Until recently, the label “alternative” was only used in the context of music, and even so, its origin and winding meanings have remained murky. When the phrase “alt rock” comes up, most people likely conjure images of bands from the 1990s and early 2000s popular with Generation X: Nirvana, Sleater-Kinney, Pavement, Pixies, Yo La Tengo. However, the term “alternative rock” was coined in the 1980s to connote any music that did not fall under the purview of major record labels. This term took over the previously used “college rock” in the U.S. and “indie rock” in the U.K., to tag albums produced by independent labels that were popular on college radio stations. But, once Nirvana broke into the mainstream, the term alternative gained popularity as a catch-all.

While it’s unclear how the word “alt” showed up on TikTok with its current usage, the meaning is generally pretty consistent: alt TikTok sits in opposition to so-called “straight TikTok.” Straight TikTok is what you’ll be served when you first download the app: Charli D’Amelio, Hype House, and an onslaught of preppy teens doing dancing challenges. It’s the default, but honestly not very entertaining.

So then, “alt” in its current Gen Z usage is similar to its Gen X meaning — an umbrella term for all the subcultures standing in opposition to the norm. Though, it gets complicated, because now we aren’t just talking about music, we’re talking about people’s entire identities. The subcultures of Gen Z — E-Boys, VSCO Girls, cottagecore, and so on  — no longer base their identities around the music they listen to like the Emo and Grunge kids of yesteryear. Style has become the defining feature of these groups.

While style has always been instrumental to subculture, it’s telling how in our hyper-visual social media culture, it has become the driving force behind young people’s community-making.

That is not to say that style is without substance. In his widely influential book, Subculture: The Meaning of Style, media theorist Dick Hebdige explains how subculture groups of the 1960s and ‘70s used style to further a political message. Hebdige posits that the clothes worn by subculture groups function as a form of political rebellion in their own right. Something as simple as the tailored suits worn by the Mods of the 1960s show a disregard for the symbolic power of the suit in mid-century Britain. When a subculture co-ops the dressing style of those in power, they tear down the boundaries between themselves and those in classes above them. Through this, people are forced to question why we give power to these seemingly trivial symbols. For the Mods, when you disregard the symbol of the suit, notions of power, class, and white-collar ideals come down with it.
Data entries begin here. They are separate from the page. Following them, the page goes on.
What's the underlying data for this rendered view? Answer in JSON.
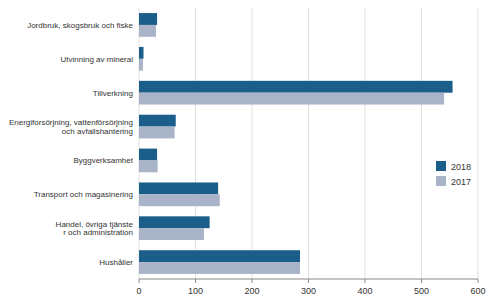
{
  "chart_data": {
    "type": "bar",
    "orientation": "horizontal",
    "categories": [
      "Jordbruk, skogsbruk och fiske",
      "Utvinning av mineral",
      "Tillverkning",
      "Energiforsörjning, vattenförsörjning\noch avfallshantering",
      "Byggverksamhet",
      "Transport och magasinering",
      "Handel, övriga tjänste\nr och administration",
      "Hushåller"
    ],
    "series": [
      {
        "name": "2018",
        "color": "#1b5e8a",
        "values": [
          32,
          8,
          555,
          65,
          32,
          140,
          125,
          285
        ]
      },
      {
        "name": "2017",
        "color": "#a9b4c8",
        "values": [
          30,
          7,
          540,
          63,
          33,
          143,
          115,
          285
        ]
      }
    ],
    "xlim": [
      0,
      600
    ],
    "xticks": [
      0,
      100,
      200,
      300,
      400,
      500,
      600
    ],
    "grid": true,
    "legend": "right"
  }
}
Is that so different from subcultures today? Take Gen Z’s cottagecore for example, an aesthetic of flowy fabrics, rural vistas, home-made breads and hair scarves. Through these style cues, cottagecore rejects the hyper-materialistic, technologically-reliant modern world, instead searching for slow-paced, rustic alternatives.

With that, creators can gain lots of cultural cachet by emanating a particular “look,” as it’s a shorthand to express your inner politics and desires.

The Internet, and most recently TikTok, has become the springboard for young people’s counterculture or “alternative” movements. Due to its advanced algorithm that constantly curates content that’s meant for your tastes (even calling its feed the “For You” page), TikTok is able to create micro-communities of like-minded people. And the more you interact with these communities, the more you’re fed their content, thus further cementing your place.

While it’s easy for Millennials and even elder Gen Z to write off the teens who seem to form their identities around how many pocket chains they have or even doing that weird eye roll thing, it’s important to take a step back and realize that this is all completely precedented. Alternative subcultures will, barring major political crackdown, always exist and always be changing. It’ll just be interesting to see who the next group to be absorbed into the alternative umbrella will be.